Sobre isso, o Bitcoin Banco prefere um discurso moderado. “Penso que os bancos estão fazendo o papel deles. Se um cliente chega aqui com um dinheiro e não consegue me explicar a origem, eu não aceito”, defende Cláudio Oliveira.

Para ele, o grande problema são os mitos em torno das criptomoedas, ainda ligadas no imaginário popular ao cibercrime. Em dezembro a empresa decidiu encabeçar essa luta. Lançou o Instituto Nacional de Defesa dos Operadores de Câmbio de Criptomoedas (iCoinomia) que quer fazer um lobby para a regulamentação das criptomoedas e, acima de tudo, desmitificá-la.

Basicamente é um instituto que une as empresas que trabalha com a criptomoeda para terem voz nas discussões de legislação da moeda e das exchanges. Em março, haverá uma apresentação formal ao mercado. “Estamos fazendo aproximação com peças-chave, a favor da regulação da moeda, gente de São Paulo”, diz Heloísa. 
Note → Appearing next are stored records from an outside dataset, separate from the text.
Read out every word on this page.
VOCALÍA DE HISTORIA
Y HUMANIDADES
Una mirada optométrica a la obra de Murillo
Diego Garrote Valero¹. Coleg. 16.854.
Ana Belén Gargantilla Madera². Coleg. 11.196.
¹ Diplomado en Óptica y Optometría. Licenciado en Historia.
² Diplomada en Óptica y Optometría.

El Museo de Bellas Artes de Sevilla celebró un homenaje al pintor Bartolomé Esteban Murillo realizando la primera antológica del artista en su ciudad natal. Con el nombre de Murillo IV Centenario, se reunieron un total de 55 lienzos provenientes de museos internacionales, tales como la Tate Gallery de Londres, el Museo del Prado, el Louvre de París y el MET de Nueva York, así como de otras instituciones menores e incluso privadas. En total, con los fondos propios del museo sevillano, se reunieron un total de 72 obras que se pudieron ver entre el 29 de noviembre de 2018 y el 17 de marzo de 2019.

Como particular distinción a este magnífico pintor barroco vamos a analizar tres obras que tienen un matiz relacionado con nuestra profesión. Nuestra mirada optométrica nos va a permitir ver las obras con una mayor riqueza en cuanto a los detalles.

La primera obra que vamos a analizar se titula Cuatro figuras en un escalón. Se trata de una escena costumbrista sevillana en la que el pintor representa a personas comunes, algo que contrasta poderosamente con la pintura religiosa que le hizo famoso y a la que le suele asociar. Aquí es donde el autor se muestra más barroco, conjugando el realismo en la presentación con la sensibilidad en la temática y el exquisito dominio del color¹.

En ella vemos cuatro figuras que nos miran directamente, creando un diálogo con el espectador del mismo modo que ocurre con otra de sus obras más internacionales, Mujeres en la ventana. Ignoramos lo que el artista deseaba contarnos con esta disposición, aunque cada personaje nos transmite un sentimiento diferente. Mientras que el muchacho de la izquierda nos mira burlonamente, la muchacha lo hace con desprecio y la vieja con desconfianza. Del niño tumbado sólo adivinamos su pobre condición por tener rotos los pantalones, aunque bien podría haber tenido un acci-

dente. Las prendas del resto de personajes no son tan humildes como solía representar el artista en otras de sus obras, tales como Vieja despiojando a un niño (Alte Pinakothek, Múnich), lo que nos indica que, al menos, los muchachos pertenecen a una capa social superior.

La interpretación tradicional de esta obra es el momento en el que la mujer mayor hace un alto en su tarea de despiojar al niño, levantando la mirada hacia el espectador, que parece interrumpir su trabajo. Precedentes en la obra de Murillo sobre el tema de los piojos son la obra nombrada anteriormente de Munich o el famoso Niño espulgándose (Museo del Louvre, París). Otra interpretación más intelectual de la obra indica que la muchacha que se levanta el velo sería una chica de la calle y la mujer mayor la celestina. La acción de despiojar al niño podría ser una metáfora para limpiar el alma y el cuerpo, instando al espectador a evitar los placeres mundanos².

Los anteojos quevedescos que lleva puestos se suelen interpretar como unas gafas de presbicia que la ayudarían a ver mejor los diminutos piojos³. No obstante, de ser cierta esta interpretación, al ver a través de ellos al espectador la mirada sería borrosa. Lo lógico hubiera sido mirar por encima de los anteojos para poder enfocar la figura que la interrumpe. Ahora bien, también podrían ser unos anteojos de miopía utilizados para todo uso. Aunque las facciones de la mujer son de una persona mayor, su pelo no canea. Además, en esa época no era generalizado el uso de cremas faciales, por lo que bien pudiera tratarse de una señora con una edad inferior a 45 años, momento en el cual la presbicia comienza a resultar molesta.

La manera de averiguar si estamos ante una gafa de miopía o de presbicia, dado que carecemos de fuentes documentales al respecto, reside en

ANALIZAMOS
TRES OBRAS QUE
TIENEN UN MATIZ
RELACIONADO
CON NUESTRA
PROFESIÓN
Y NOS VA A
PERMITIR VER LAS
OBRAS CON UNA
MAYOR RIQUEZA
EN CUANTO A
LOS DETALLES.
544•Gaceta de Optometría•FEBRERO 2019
É um caminho ainda incerto para o mercado financeiro. Mas o Bitcoin Banco não parece ter medo de apostar, afinal essa é a alma do seu negócio. Por enquanto, o Bitcoin ainda é tímido no mundo real – está na baixa. Mas pode de fato ser a moeda do mundo a que se propõe. E, se chegar a pelo menos um pouco disso, o time dos utópicos vai faturar uma boa grana.